Geboren 1966 in Marseille () Lebt und arbeitet in Paris (Frankreich ) | Biographie Bibliographie Liste expositions |
Boris Achour nimmt ein Jahr lang als Vorbereitung auf die Kunstschule von Cergy-Pontoise privaten Kunstunterricht in Paris. Nachdem er 1991 an dieser Schule sein Diplom erhalten hat, schreibt er sich an der Pariser Kunsthochschule Ecole Nationale Supérieure des Beaux-Arts ein.
Fotos, Installationen, Skulpturen, Videos, Tonbildschaus, Flugblätter, Performances, Plakate, Boris Schaffen ist an keinen besonderen Informationsträger gebunden. Hinter dieser Vielseitigkeit ist dennoch eine Vorliebe für das Objekt zu erkennen, das Objekt, das man mit nach Hause nehmen kann. Im April 2000 benutzt er in seiner eigenen Ausstellung Générique Objekte aus eigener Herstellung (Fotos, Leuchtdiodentafeln), um damit eine Sitcom-Bühne zu dekorieren, die in der Galerie Chez Valentin aufgebaut ist. Boris Achour verwendet alle Teile für die Dekoration und testet, in wie weit sie aus ihrem Museumswerden extrahiert und einem alltäglichen Raum einverleibt werden können.
Alle Objekte haben trotz der unterschiedlichen Genres eines gemein: "Sie wurden mit eigenen Mitteln hergestellt". Das wichtigste ist nicht das plastische Endergebnis, sondern die Fähigkeit, mit den Mitteln, die einem geboten werden, zu existieren. Man stößt hier auf Robert Fillious Einteilung in "Gut gemacht, schlecht gemacht, nicht gemacht".
Boris Achour jagt hinter dem Lapsus her, hinter der Fortbewegung der Sinne, den Absurditäten der Sprache, die einen neuen Sinn ergeben, kurz und gut, er verfolgt die psychologische Dimension der Sprache, die uns dazu veranlaßt, herauszufinden, "wer spricht, wenn ich spreche".

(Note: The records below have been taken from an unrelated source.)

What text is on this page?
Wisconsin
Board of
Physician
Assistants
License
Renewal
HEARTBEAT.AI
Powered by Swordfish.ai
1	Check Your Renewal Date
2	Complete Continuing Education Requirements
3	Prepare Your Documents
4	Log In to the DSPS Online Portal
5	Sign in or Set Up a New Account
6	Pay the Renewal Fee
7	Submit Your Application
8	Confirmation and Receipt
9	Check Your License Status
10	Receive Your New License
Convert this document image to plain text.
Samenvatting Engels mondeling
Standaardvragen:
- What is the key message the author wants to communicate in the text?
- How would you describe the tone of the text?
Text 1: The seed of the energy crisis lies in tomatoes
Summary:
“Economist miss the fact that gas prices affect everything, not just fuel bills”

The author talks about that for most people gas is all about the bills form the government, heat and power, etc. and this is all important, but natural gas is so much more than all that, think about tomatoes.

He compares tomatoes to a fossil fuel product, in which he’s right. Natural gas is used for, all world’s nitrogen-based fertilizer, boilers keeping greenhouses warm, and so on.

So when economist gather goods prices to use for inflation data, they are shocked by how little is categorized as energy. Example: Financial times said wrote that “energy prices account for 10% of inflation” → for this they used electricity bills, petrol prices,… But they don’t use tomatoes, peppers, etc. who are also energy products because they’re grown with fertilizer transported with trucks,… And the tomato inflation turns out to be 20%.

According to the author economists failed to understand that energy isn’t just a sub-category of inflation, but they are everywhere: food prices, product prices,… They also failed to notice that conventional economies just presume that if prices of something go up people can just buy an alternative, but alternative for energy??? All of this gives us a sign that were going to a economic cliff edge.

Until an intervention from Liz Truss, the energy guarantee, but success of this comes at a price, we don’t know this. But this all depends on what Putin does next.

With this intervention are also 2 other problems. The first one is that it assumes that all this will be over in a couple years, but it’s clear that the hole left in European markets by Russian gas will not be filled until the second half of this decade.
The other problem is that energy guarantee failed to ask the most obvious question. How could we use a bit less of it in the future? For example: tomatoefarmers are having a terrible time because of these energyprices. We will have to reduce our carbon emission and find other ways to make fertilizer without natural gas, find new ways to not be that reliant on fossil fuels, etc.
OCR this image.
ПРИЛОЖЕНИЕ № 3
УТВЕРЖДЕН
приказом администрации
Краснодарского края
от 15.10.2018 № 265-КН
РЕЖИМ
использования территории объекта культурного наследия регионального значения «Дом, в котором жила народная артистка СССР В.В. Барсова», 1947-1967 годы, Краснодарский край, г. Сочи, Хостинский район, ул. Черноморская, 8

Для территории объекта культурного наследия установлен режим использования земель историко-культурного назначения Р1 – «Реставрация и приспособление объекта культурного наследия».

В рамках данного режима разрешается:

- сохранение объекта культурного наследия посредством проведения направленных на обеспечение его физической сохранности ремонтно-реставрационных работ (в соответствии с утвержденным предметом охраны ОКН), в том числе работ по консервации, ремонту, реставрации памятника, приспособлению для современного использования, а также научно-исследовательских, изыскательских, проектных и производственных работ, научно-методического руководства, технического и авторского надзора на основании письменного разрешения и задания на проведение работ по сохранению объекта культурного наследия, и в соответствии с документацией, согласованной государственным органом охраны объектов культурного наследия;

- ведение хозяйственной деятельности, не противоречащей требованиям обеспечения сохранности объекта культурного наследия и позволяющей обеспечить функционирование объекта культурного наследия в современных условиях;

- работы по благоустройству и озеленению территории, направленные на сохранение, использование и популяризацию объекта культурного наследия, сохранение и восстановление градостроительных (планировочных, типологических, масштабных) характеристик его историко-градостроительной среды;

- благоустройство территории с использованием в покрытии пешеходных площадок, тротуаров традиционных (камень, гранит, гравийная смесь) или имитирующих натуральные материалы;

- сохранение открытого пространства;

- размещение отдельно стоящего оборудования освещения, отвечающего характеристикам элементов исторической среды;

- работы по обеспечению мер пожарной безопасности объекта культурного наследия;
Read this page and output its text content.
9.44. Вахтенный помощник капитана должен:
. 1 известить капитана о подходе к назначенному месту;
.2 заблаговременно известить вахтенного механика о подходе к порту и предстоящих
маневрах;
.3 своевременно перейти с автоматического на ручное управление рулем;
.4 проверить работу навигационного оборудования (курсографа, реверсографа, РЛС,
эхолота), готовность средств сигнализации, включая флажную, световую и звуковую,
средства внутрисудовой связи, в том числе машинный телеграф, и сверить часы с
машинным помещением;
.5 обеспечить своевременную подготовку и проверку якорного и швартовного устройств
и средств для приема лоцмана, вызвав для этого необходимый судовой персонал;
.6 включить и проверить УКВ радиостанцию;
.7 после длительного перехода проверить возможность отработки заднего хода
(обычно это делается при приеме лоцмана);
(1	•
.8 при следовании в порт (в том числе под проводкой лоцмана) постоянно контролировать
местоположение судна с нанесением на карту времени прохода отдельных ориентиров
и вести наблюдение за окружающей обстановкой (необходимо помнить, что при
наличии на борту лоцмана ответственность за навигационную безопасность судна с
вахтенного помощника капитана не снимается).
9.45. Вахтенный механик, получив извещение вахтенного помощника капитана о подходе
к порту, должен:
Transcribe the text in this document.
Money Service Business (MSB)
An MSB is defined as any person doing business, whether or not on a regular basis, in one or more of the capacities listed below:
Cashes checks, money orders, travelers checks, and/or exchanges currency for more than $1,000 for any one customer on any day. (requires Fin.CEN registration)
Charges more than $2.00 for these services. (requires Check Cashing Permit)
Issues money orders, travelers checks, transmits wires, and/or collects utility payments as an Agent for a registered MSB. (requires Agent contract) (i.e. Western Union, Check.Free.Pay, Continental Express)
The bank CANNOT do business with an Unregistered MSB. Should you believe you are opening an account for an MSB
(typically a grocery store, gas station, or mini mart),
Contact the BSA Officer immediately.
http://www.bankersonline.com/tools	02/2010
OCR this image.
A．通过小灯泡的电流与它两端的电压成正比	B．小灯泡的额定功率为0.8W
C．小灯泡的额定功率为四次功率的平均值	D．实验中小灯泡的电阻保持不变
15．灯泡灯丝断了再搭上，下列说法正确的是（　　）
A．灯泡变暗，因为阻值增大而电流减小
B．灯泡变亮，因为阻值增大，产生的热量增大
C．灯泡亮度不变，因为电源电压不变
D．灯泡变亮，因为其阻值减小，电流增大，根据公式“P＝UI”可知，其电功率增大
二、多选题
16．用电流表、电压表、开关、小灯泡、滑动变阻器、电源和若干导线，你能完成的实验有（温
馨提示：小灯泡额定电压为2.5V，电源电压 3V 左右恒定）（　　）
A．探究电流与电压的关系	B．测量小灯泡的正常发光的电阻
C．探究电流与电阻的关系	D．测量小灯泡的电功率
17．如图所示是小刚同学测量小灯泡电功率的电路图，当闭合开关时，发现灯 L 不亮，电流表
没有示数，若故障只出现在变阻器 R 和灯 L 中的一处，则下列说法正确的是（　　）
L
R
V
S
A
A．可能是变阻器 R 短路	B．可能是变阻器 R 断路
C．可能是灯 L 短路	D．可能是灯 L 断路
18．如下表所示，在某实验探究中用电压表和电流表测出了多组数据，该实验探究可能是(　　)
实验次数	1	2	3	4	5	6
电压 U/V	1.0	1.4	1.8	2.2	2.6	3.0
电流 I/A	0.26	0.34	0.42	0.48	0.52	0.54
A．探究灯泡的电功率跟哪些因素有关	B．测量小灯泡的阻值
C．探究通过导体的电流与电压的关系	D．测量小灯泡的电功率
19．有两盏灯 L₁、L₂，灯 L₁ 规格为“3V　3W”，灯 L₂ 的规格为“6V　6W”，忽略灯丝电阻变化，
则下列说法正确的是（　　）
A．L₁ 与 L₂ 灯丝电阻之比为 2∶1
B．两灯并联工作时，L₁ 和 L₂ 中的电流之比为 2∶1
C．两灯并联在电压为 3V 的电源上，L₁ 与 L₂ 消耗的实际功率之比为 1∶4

Für die Ausstellung Sensitive im Printemps von Cahors im Juni 2000 schafft er mmmmmm, ein dreißigminütiges Werk mit Ton, in dem eine an Aphasie leidende Person, d.h. eine Person, die infolge eines Unfalls das Sprachvermögen und -verständnis verloren hat, - mehrere Episoden aus ihrem Leben erzählt, vor allem, wie sie wieder sprechen gelernt hat.
Boris Achour entnimmt seine Slogans der Werbesprache. Sein aus Leuchtdioden auf Brettern bestehendes Werk Je ne veux tout lenkt von diesem Anspruch auf eindeutige Informationen ab.
Das Arbeiten mit dem Gegenteil ermöglicht ihm, die Fehler eines Systems aufzuzeigen, in dem eine Zweckmäßigkeit niemals in Frage gestellt wird. Boris Achour stellt Kanapees her, auf die man sich nicht setzen kann. Die Videoaufnahme zeigt eine mit Gips gefüllte Hand, die nicht greifen kann.
Boris Achour legt einen hellsichtigen Argwohn gegenüber der "Kommunikationsgesellschaft" und ihrer Systeme an den Tag. Er verzichtet auf radikale Stellungnahmen und auf die Blasiertheit, an die Anprangerung der Gesellschaft zu glauben. Die Rolle des Künstlers besteht nicht mehr darin, ein Schamane zu sein, sondern die Ohren zu spitzen und Fingerzeige zu geben. Fingerzeige gibt er mehr, als es scheint.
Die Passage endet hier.